In other words, the issue is edited by comparison with its original, resulting in a complex problem is transformed into a simple perspective. Then, individuals maximize the value of the function of perspective (prospect value function). It is composed of different perspectives are assigned probabilistic weights, reflecting the psychological norms and expectations of the individual. In general, there are four key differences from the traditional theory of the prospects for utility theory.

"For the individual is important, not so much the absolute value of his wealth (or value of any other economic variable), but its relative change.
"The changes are evaluated in terms of losses and gains with respect to some reference point (reference point), and as a rule, the loss of re, and the acquisition of undervalued.

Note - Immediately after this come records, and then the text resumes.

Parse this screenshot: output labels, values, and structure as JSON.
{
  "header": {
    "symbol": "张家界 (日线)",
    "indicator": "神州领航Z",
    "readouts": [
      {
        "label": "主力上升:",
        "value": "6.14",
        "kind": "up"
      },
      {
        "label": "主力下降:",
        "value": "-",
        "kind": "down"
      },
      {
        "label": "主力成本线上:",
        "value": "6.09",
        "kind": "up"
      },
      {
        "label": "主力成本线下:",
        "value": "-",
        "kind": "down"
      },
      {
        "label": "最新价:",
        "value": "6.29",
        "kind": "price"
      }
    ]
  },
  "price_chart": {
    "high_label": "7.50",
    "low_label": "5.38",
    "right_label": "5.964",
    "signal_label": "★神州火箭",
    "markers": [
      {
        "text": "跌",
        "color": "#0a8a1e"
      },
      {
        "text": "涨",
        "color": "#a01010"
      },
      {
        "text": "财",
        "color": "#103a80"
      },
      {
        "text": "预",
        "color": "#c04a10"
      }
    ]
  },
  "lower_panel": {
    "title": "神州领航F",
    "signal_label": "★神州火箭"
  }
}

As a result of this rejection of losses (loss aversion) is not so much an individual actually maximizes utility, but minimizes antipoleznost ( disutility).
"Deviations from the reference point perceived by the individual with lower sensitivity (diminishing sensitivity). A smaller variance is seen much more painful than a larger deviation.
"Probability weights assigned to different perspectives or upcoming deviations, are assigned to non-linear law. Most of the probabilities underestimated, but very low probabilities, on the contrary, overestimated.

In 1992, Tver and A. D. Kahneman expanded the original theory of perspective, bringing to light an aggregate theory perspectives (cumulative prospect theory) [7]. An updated version of the theory takes into account a number of shortcomings of early authors. First of all, it is designed to analyze a large number of prospects being faced by the individual, resulting in the offspring of two close to the standard theory of probability. Testing the theory perspectives in practice shows that individuals make mistakes in dealing with the problem of optimal allocation of resources, such as the formation of the equity portfolio. Rather than risk diversification, they "put all your eggs in one basket", ie concentrated risks.

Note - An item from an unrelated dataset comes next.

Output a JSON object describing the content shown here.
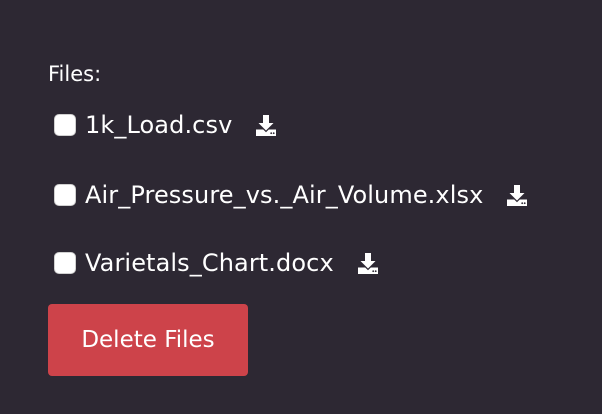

The theory has been able to explain various behavioral anomalies: why do investors ignore the recommendations of the Portfolio Theory Markovitsa; why shoppers doing the long road to take advantage of small-scale discount stores, why the staff member in no hurry to reduce excessive consumption, etc. For answers to these and many other "why "Kahneman and was awarded the Nobel Prize.

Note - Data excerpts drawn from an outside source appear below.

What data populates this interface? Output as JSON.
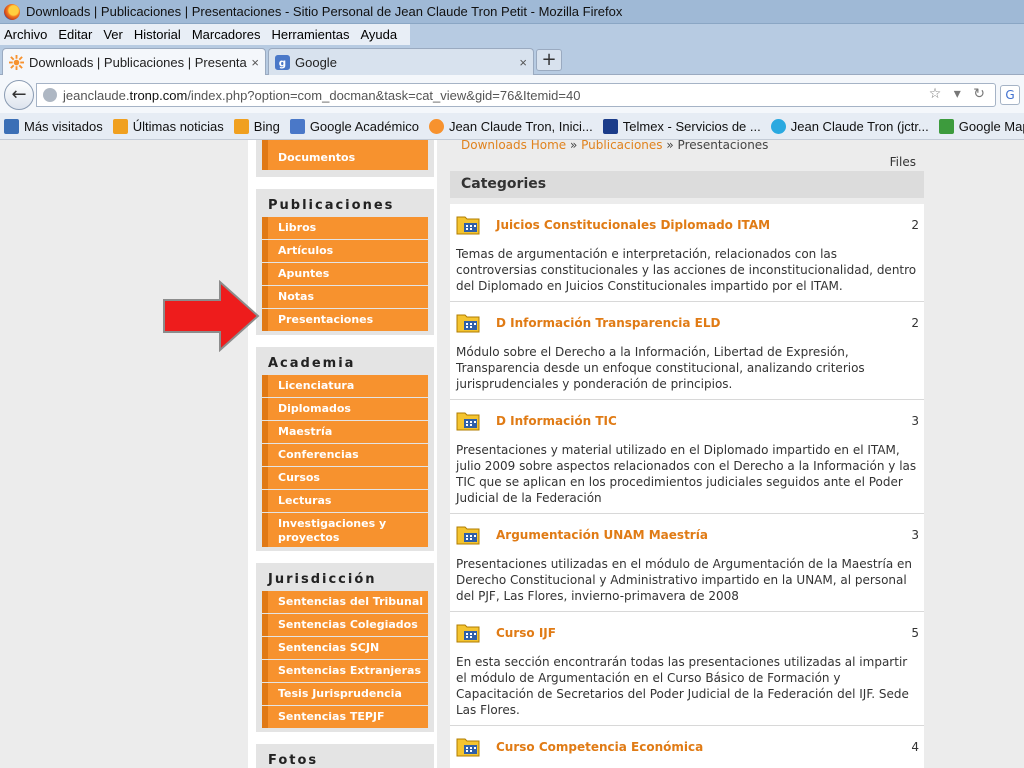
{
  "window": {
    "title": "Downloads | Publicaciones | Presentaciones - Sitio Personal de Jean Claude Tron Petit - Mozilla Firefox"
  },
  "menu": [
    "Archivo",
    "Editar",
    "Ver",
    "Historial",
    "Marcadores",
    "Herramientas",
    "Ayuda"
  ],
  "tabs": [
    {
      "label": "Downloads | Publicaciones | Presenta...",
      "close": "×"
    },
    {
      "label": "Google",
      "close": "×"
    }
  ],
  "new_tab": "+",
  "address": {
    "prefix": "jeanclaude.",
    "domain": "tronp.com",
    "path": "/index.php?option=com_docman&task=cat_view&gid=76&Itemid=40"
  },
  "bookmarks": [
    {
      "label": "Más visitados",
      "icon": "bookmark-star-icon",
      "color": "#3b6fb6"
    },
    {
      "label": "Últimas noticias",
      "icon": "rss-icon",
      "color": "#f0a020"
    },
    {
      "label": "Bing",
      "icon": "bing-icon",
      "color": "#f0a020"
    },
    {
      "label": "Google Académico",
      "icon": "google-scholar-icon",
      "color": "#4a78c8"
    },
    {
      "label": "Jean Claude Tron, Inici...",
      "icon": "site-favicon-icon",
      "color": "#f7922e"
    },
    {
      "label": "Telmex - Servicios de ...",
      "icon": "telmex-icon",
      "color": "#1b3c8a"
    },
    {
      "label": "Jean Claude Tron (jctr...",
      "icon": "twitter-icon",
      "color": "#2aa9e0"
    },
    {
      "label": "Google Maps",
      "icon": "google-maps-icon",
      "color": "#3d9b3d"
    }
  ],
  "sidebar": {
    "top_item": "Documentos",
    "sections": [
      {
        "heading": "Publicaciones",
        "items": [
          "Libros",
          "Artículos",
          "Apuntes",
          "Notas",
          "Presentaciones"
        ]
      },
      {
        "heading": "Academia",
        "items": [
          "Licenciatura",
          "Diplomados",
          "Maestría",
          "Conferencias",
          "Cursos",
          "Lecturas",
          "Investigaciones y proyectos"
        ]
      },
      {
        "heading": "Jurisdicción",
        "items": [
          "Sentencias del Tribunal",
          "Sentencias Colegiados",
          "Sentencias SCJN",
          "Sentencias Extranjeras",
          "Tesis Jurisprudencia",
          "Sentencias TEPJF"
        ]
      },
      {
        "heading": "Fotos",
        "items": []
      }
    ]
  },
  "main": {
    "breadcrumb": {
      "home": "Downloads Home",
      "sep": "»",
      "level1": "Publicaciones",
      "current": "Presentaciones"
    },
    "files_label": "Files",
    "categories_heading": "Categories",
    "categories": [
      {
        "title": "Juicios Constitucionales Diplomado ITAM",
        "count": "2",
        "desc": "Temas de argumentación e interpretación, relacionados con las controversias constitucionales y las acciones de inconstitucionalidad, dentro del Diplomado en Juicios Constitucionales impartido por el ITAM."
      },
      {
        "title": "D Información Transparencia ELD",
        "count": "2",
        "desc": "Módulo sobre el Derecho a la Información, Libertad de Expresión, Transparencia desde un enfoque constitucional, analizando criterios jurisprudenciales y ponderación de principios."
      },
      {
        "title": "D Información TIC",
        "count": "3",
        "desc": "Presentaciones y material utilizado en el Diplomado impartido en el ITAM, julio 2009 sobre aspectos relacionados con el Derecho a la Información y las TIC que se aplican en los procedimientos judiciales seguidos ante el Poder Judicial de la Federación"
      },
      {
        "title": "Argumentación UNAM Maestría",
        "count": "3",
        "desc": "Presentaciones utilizadas en el módulo de Argumentación de la Maestría en Derecho Constitucional y Administrativo impartido en la UNAM, al personal del PJF, Las Flores, invierno-primavera de 2008"
      },
      {
        "title": "Curso IJF",
        "count": "5",
        "desc": "En esta sección encontrarán todas las presentaciones utilizadas al impartir el módulo de Argumentación en el Curso Básico de Formación y Capacitación de Secretarios del Poder Judicial de la Federación del IJF. Sede Las Flores."
      },
      {
        "title": "Curso Competencia Económica",
        "count": "4",
        "desc": ""
      }
    ]
  },
  "colors": {
    "accent": "#f7922e",
    "accent_dark": "#e07916",
    "link": "#e07b15",
    "arrow": "#ee1c1c"
  }
}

Awarded the prize Vernon Smith and Daniel Kanemanu, adherents of the two opposing points of view, the Nobel Committee allowed the long-running dispute among scientists, as early as 1991, Smith blamed Kahneman and his colleagues in the one-sided and ignoring other concepts. Now, the collective behavior of individuals susceptible to the irrational rational explanation.

Sergey Moiseev

References:
1. Chamberlin E. H. An experimental imperfect market / / Journal of Political Economy, 1948, ? 56, pp. 95-108.
2. Smith V. L. An experimental study of competitive market behavior / / Journal of Political Economy, 1962, ? 70, pp. 111-137.
3. Plott C. and Smith V. L. An experimental examination of two exchange institutions / / Review of Economic Studies, 1978, ? 45, pp. 133-153.
4. von Neumann J. and Morgenstern O. Theory of Games and Economic Behavior. - Princeton: Princeton University Press, 1944.
5. Shleifer A. Inefficient Markets - An Introduction to Behavioral Finance. Clarendon Lectures in Economics. - Oxford: Oxford University Press, 2000.
6. Kahneman D. and Tversky A. Prospect theory: An analysis of decision under risk / / Econometrica, 1979, ? 47, pp. 263-291.
7. Tversky A. and Kahneman D. Advances in prospect theory: Cumulative representation under uncertainty / / Journal of Risk and Uncertainty, 1992, ? 5, pp. 297-323.